The world has been shaken by the escalating tension between Iran and the US. It has also taken a toll on the markets and people have been left to wonder what is to come in the following days. It would be an overstatement to say that the Iran-U.S relationship has taken a huge toll on the markets but the fears are there and things aren’t yet clear on the market or between the two countries. While the rest of the world is hoping for a peaceful solution to the problem and want to see a safe way out of the situation, communication between Washington and Tehran hasn’t exactly been smooth and the unpredictable situation has already affected the markets.
Where it all began
The tensions began when A.U.S drone strike in Baghdad ended up killing Qassem Soleimani, an Iranian military commander who was widely recognized as Iran’s second-most powerful man. The world has been waiting for a response from Iran and the general attitude in the country seems very hostile. It was upon the US to manage this and to prevent any further escalations and for a while, it seemed like America managed to calm the situation down a bit. But since not everything is settled just yet and Iran seems very determined to get back at the U.S, the markets have become more unpredictable but not necessarily in an irreversible way.
As reported by many news outlets, the yen and Swiss franc took a big hit and fell from their recent highs against the dollar after the tension was somewhat stabilized.

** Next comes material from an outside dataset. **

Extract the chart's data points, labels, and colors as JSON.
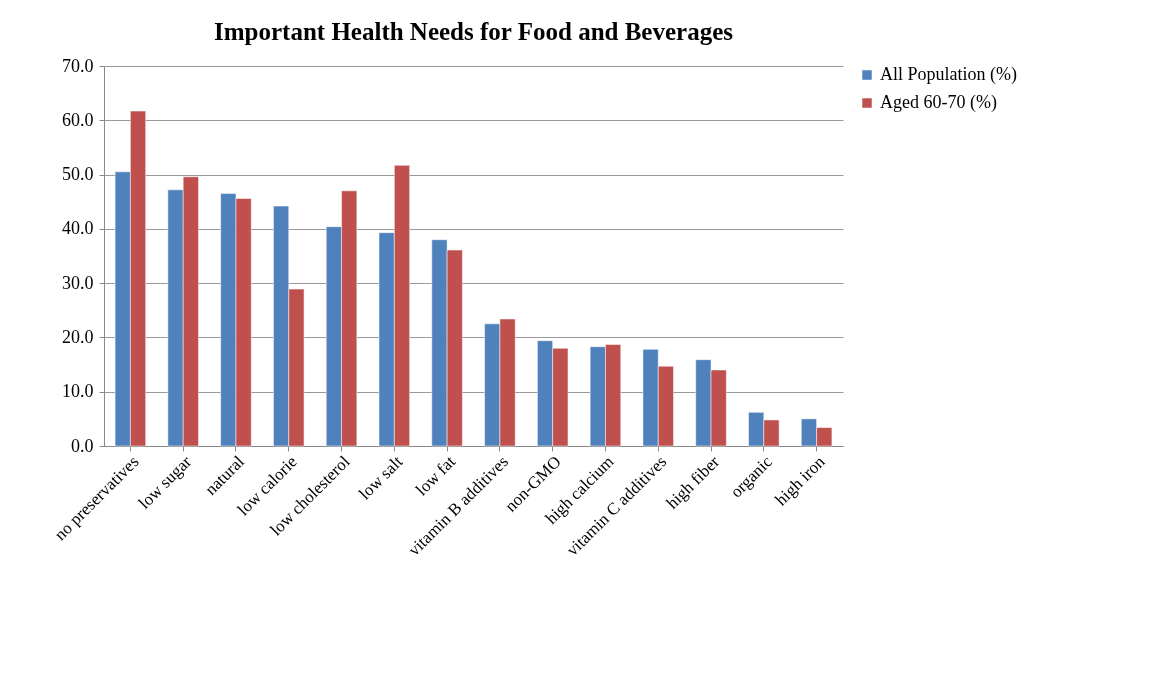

The general attitudes, at least according to the market and what we can tell from the overall state and shifts in it is that investors are quite optimistic that the tensions will not continue.
It was expected that the market would take a bigger hit because of this but for some reason, investors remained calm through the tension and managed to keep the market somewhat stable. U.S non-manufacturing sector performed significantly better than expected to keep the dollar afloat, while yen fell from its three-month high against the dollar.
And while the market seemed to handle the initial tension between Iran and the U.S well, things could still take a turn, since the relationship between the two does not seem to be on a healing path.
Affects on Forex
The forex market can be extremely fragile and there are some tools in place to make it easier to manage, with some of the best fx bonuses or promotions but it is still very impressive that the market has taken the first escalations so well. The Iranians seem very determined to get their revenge while the U.S tries to maintain this more “civilized” approach. We’ve seen massive rallies all across Iran that demand justice for Qassem Soleimani. The market experts are hoping that the “mild de-escalations” between the two will bring a positive change.
The director and head of FX strategy at Exchange Bank of Canada and Toronto said that the trend is evident because the market saw gold and oil off their Sunday highs. But even the industry experts say that the situation can definitely turn around very soon with this setup and that it is important to not get too comfortable with the current state of the market.
That being said, the recent survey data shows that investor and business confidence in the eurozone has been improving and that the onshore yuan rose to a five-month high, which is a sign that the traders are not all that concerned with the possible consequence s of the Washington-Tehran tensions and are continuing to trade normally.
But this poses an important question for the future, where the escalation might still take some other forms. We’ve seen that dollar manages to stay strong in the very beginning but if tensions continue to rise we might have a completely different situation on our hands.
The market has decided for itself that there was no real risk in this and that has been a very important factor, but considering now the narrative of deescalations seems less and less relevant the market expert might have to change their attitudes. The fact that even the verbal threats from Iran didn’t stop investors from trading confidently is a sign that confidence in the U.S and the overall commitment to peace from the rest of the world is very strong. But it should be noted that the tensions do seem to be getting more intense instead of deescalating.
If the market managed to survive the first stages of this tension, it doesn’t mean that further down the line the same conflict won’t cause a big stir.
Affects on oil
We’ve already seen Saudi Aramco, the oil giant hit the lowest point since market debuts and it is all because of the very recent attacks coming from Iran’s part. Since Iran launched more than a dozen ballistic missiles against military bases housing U.S troops in Iraq talks about the easing of tension has become obsolete. The escalating tensions have sent oil prices surging.
If the tensions continue at the same pace, it is likely that sooner or later the market will have to face reality. While investors keep displaying overwhelming confidence in the U.S, things might need to change if the suddenly Iran doesn’t decide to back off, which for now seems unlikely.